Beyond that, Shaquille O’Neal questions the logic of the team’s construction.

Shaquille O’Neal isn’t crazy about the moves made by the Chicago Bulls

The Chicago Bulls are building around the backcourt of Lonzo Ball and Zach LaVine, but Shaquille O'Neal doesn't see them as title contenders
The Chicago Bulls are building around the backcourt of Lonzo Ball (L) and Zach LaVine, but Shaquille O’Neal doesn’t see them as title contenders. (Photo by Jonathan Daniel/Getty Images)

In a recent interview with Adam Campbell of Complex, Shaquille O’Neal was not bullish on the Chicago Bulls’ chances of moving up the NBA hierarchy. Asked if Chicago’s roster made sense to him, O’Neal didn’t hesitate to question the moves the Bulls made.

“They’re going to try and do the Golden State thing. Four smalls, try to spread it out, shoot, run, Zach LaVine shoots 3s, Lonzo gets everyone involved, so it’s going to be an experiment. So hopefully the experiment does pretty good, but you ain’t going to win a championship with that team.”

Shaquille O’Neal

LaVine is an excellent 3-point shooter and has increased his accuracy from deep in each of the last three seasons. With the Pelicans, Ball became a new shooter, hitting 37.6% on 7.2 attempts per game in two years with New Orleans after a shaky 31.5% showing in two seasons as a Laker.

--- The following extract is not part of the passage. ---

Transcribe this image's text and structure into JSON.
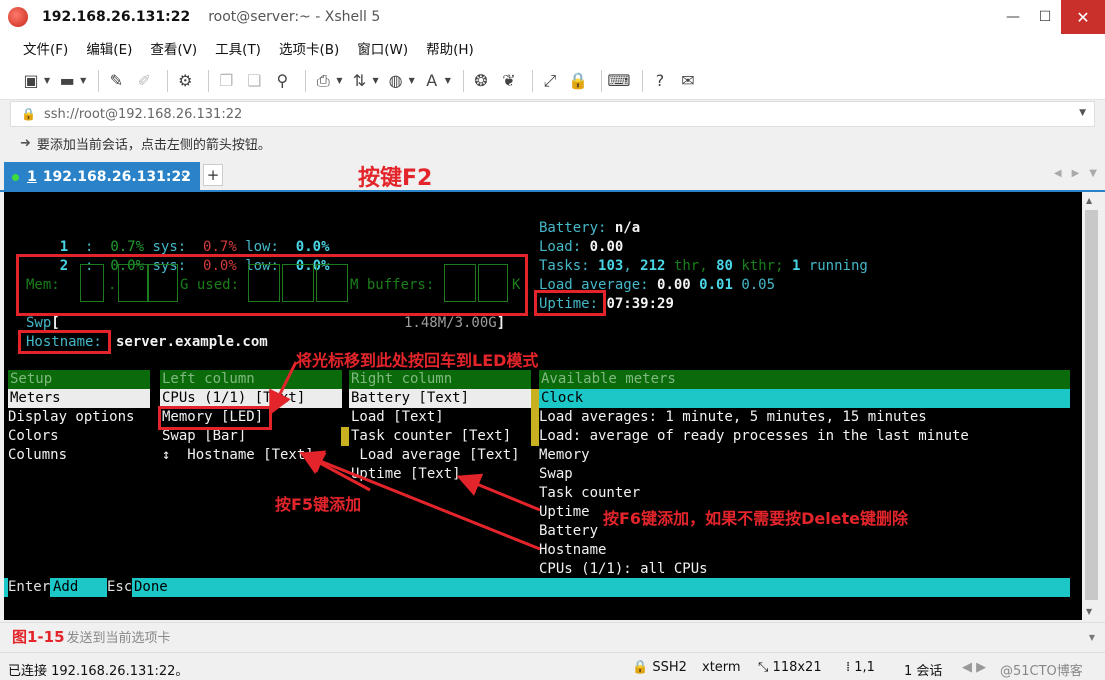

But DeRozan isn’t a shooter. Not even a little bit. Last season, the four-time All-Star shot 25.7% from long range and is a career 28.8% marksman from deep. At age 32, it’s not out of the question for the leopard to change his spots. But betting the farm on it is not advisable.

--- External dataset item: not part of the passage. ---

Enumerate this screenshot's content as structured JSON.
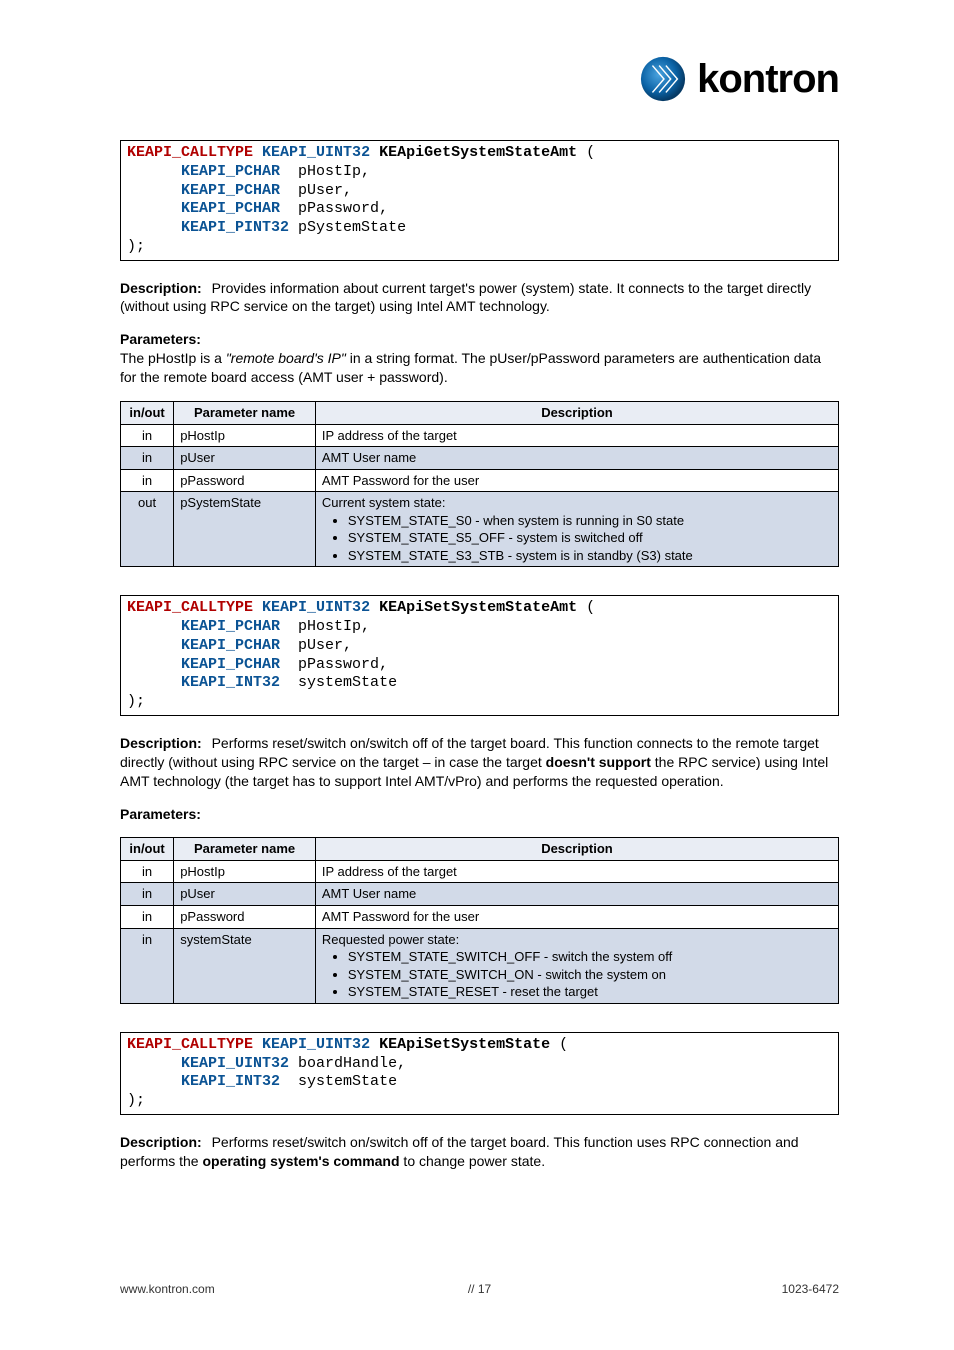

O’Neal is right about the master plan. This offseason, Chicago shed plenty of size, dealing backup center Daniel Theis and erstwhile stretch-4 Lauri Markkanen in separate sign-and-trades. That places a lot of weight on 30-somethings DeRozan and Vučević.

To be fair, Shaquille O’Neal isn’t a small-ball guy

After Giannis Antetokounmpo led the Milwaukee Bucks to the NBA championship, Shaquille O’Neal was vocal in his support. He thanked the two-time NBA MVP for bringing back what Shaq called “olde school bully basketball.”

The Golden State Warriors drew up the blueprint for winning titles from the perimeter. The Chicago Bulls are banking on Ball and LaVine turning into their versions of Stephen Curry and Klay Thompson. Good luck with that.

Vučević is a legitimate stretch big. He canned 40% from long range last season, 38.8 percent after leaving the Orlando Magic. But because DeRozan can’t create spacing, a lot of pressure will land on second-year forward Patrick Williams. Williams started 71 games a season ago and hit 39.1% from deep on 1.9 tries a game.

That’s asking a lot of a 20-year-old in a win-now environment. Shaquille O’Neal might be right; the Chicago Bulls should be entertaining and competitive. Just not contenders.

Statistics courtesy of Basketball Reference and Stathead.